Dr. Parker-Flynn's current book project, Artificial Generation: Heterotextuality at the Intersection of Nineteenth-Century Literature and Film, focuses on exploring the fluid non-boundaries between literature and film theory, or, literature as film theory. At a particular moment in cultural history (around 1830), new modes of representation emerged through technological evolution (daguerrotypy, phonography, photography) and resulted in traditional modes of representation (literature) being threatened by their own replication as something else. These new modes of representation would have a profound influence on French literature; as people became more photographic on a psychic-level, man-made technologies began to directly influence the evolution of literary form.
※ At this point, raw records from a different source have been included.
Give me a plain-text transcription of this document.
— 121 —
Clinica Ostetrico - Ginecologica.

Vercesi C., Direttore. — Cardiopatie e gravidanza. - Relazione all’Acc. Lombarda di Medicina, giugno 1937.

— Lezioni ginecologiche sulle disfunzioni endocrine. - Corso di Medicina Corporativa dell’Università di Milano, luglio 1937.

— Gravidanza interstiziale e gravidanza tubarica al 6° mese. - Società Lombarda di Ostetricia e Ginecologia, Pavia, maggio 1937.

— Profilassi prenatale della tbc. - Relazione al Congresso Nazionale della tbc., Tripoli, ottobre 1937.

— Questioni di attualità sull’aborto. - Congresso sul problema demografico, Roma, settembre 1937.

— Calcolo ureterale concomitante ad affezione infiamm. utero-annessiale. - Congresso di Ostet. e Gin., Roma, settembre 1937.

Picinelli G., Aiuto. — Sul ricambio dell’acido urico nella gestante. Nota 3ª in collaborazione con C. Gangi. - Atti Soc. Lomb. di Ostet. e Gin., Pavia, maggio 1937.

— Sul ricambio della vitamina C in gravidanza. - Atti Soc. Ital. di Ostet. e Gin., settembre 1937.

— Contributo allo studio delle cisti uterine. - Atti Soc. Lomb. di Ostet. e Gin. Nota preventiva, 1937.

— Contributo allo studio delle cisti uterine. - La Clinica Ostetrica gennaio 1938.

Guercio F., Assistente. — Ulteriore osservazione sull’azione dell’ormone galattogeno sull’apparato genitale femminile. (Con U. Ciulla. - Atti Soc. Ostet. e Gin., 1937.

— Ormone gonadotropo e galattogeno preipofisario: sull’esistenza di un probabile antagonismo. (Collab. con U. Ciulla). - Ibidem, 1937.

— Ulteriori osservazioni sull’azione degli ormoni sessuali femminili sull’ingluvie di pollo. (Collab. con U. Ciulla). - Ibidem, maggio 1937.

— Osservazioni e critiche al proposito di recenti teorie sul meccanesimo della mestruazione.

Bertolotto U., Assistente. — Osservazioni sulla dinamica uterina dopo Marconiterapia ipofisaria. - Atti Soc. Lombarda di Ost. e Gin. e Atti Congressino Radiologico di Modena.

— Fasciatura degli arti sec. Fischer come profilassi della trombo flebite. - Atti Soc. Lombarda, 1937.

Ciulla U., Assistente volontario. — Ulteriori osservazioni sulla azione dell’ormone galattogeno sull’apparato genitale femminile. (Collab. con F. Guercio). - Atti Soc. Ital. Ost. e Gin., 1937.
Examining the relationship between these mediums at this crucial moment in cultural and technological history, Artificial Generation presents a 19th century literary imperative as a theory of film, arguing that the depth of amalgamation that occurred within literary representation during this era is a key aesthetic tradition that continues to inform movies and contemporary culture today.
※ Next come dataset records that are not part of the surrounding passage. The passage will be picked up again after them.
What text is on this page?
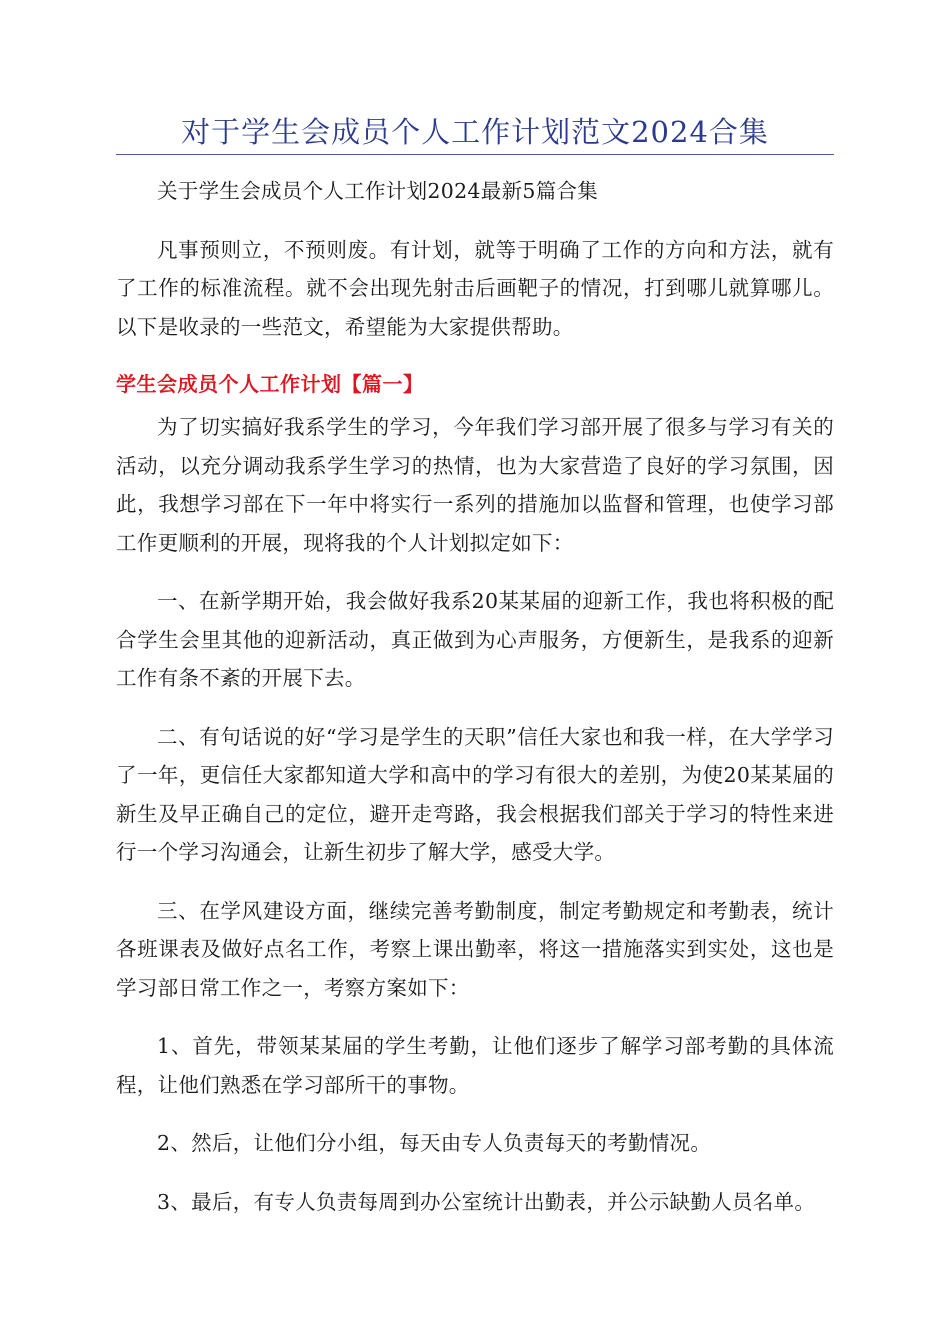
对于学生会成员个人工作计划范文2024合集

关于学生会成员个人工作计划2024最新5篇合集

凡事预则立，不预则废。有计划，就等于明确了工作的方向和方法，就有了工作的标准流程。就不会出现先射击后画靶子的情况，打到哪儿就算哪儿。以下是收录的一些范文，希望能为大家提供帮助。

学生会成员个人工作计划【篇一】

为了切实搞好我系学生的学习，今年我们学习部开展了很多与学习有关的活动，以充分调动我系学生学习的热情，也为大家营造了良好的学习氛围，因此，我想学习部在下一年中将实行一系列的措施加以监督和管理，也使学习部工作更顺利的开展，现将我的个人计划拟定如下：

一、在新学期开始，我会做好我系20某某届的迎新工作，我也将积极的配合学生会里其他的迎新活动，真正做到为心声服务，方便新生，是我系的迎新工作有条不紊的开展下去。

二、有句话说的好“学习是学生的天职”信任大家也和我一样，在大学学习了一年，更信任大家都知道大学和高中的学习有很大的差别，为使20某某届的新生及早正确自己的定位，避开走弯路，我会根据我们部关于学习的特性来进行一个学习沟通会，让新生初步了解大学，感受大学。

三、在学风建设方面，继续完善考勤制度，制定考勤规定和考勤表，统计各班课表及做好点名工作，考察上课出勤率，将这一措施落实到实处，这也是学习部日常工作之一，考察方案如下：

1、首先，带领某某届的学生考勤，让他们逐步了解学习部考勤的具体流程，让他们熟悉在学习部所干的事物。

2、然后，让他们分小组，每天由专人负责每天的考勤情况。

3、最后，有专人负责每周到办公室统计出勤表，并公示缺勤人员名单。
SELECTED PUBLICATIONS AND PRESENTATIONS

  • The Cinema, or the Egg: The Fowl Aesthetics of Alfred Hitchcock’s Film Form.” Quarterly Review of Film and Video (QRFV), Volume 35, Issue 5, 2018. Online at: https://www.tandfonline.com/doi/full/10.1080/10509208.2018.1460999
  • “To Be Felt: Examining Textility in Spike Jonze’s Her.” Mise-en-scène: The Journal of Film & Visual Narration, Issue 3.1, Spring 2018.Online at: https://journals.sfu.ca/msq/msq/index.php/msq/article/view/89/pdf
  • “Notions of Genre: Writings on Popular Film Before Genre Theory.” Film & History, Vol. 48, No. 2, Winter 2018.
  • "Joe and the 'Real' Girls: Blade Runner 2049." Gender Forum, Issue 66, Winter 2017.
  • "Miss Representation: The Femme Fatale and the Villainy of Performance in Neo-Victorian Hollywood," Neo-Victorian Villains: Adaptations and Transformations in Popular Culture. Ed. Benjamin Poore. New York: Rodopi, 2017.
  • "Dark Borders: Film Noir and American Citizenship." Alphaville: Journal of Film and Screen Media, Issue 7, Summer 2014.
  • "The Hitchcock Annual Anthology: Selected Essays from Volumes 10-15." Scope: an online journal for film studies, Issue 19, February 2011.

COURSES

SPRING 2018
  • ENG 3600: Hollywood Cinema, Postmodern/Postmortem Film
  • ENG 5998: Film Club (graduate)
SPRING 2017
  • ENG 5138: Studies in Film, Adaptation (graduate)
  • ENG 5998: Teaching Film (graduate)
  • ENG 4115: Film Theory, Hitchcock: Allegories for Seeing (Cinematically)
FALL 2016
  • ENG 4932: Studies in English, Global Horror Film
SPRING 2016
  • ENG 5138: Studies in Film, Hitchcock: Auteurism, Adaptation, and the Invention of Form (graduate)
  • ENG 4115: Film Theory, Hitchcock: Allegories for Seeing (Cinematically)

AWARDS

  • Florida State University, First-Year Assistant Professor Research Grant, 2015.
  • UCLA William Andrews Clark Memorial Library Center for Seventeenth- and Eighteenth-Century Studies Fellowship for Postdoctoral Research, 2011.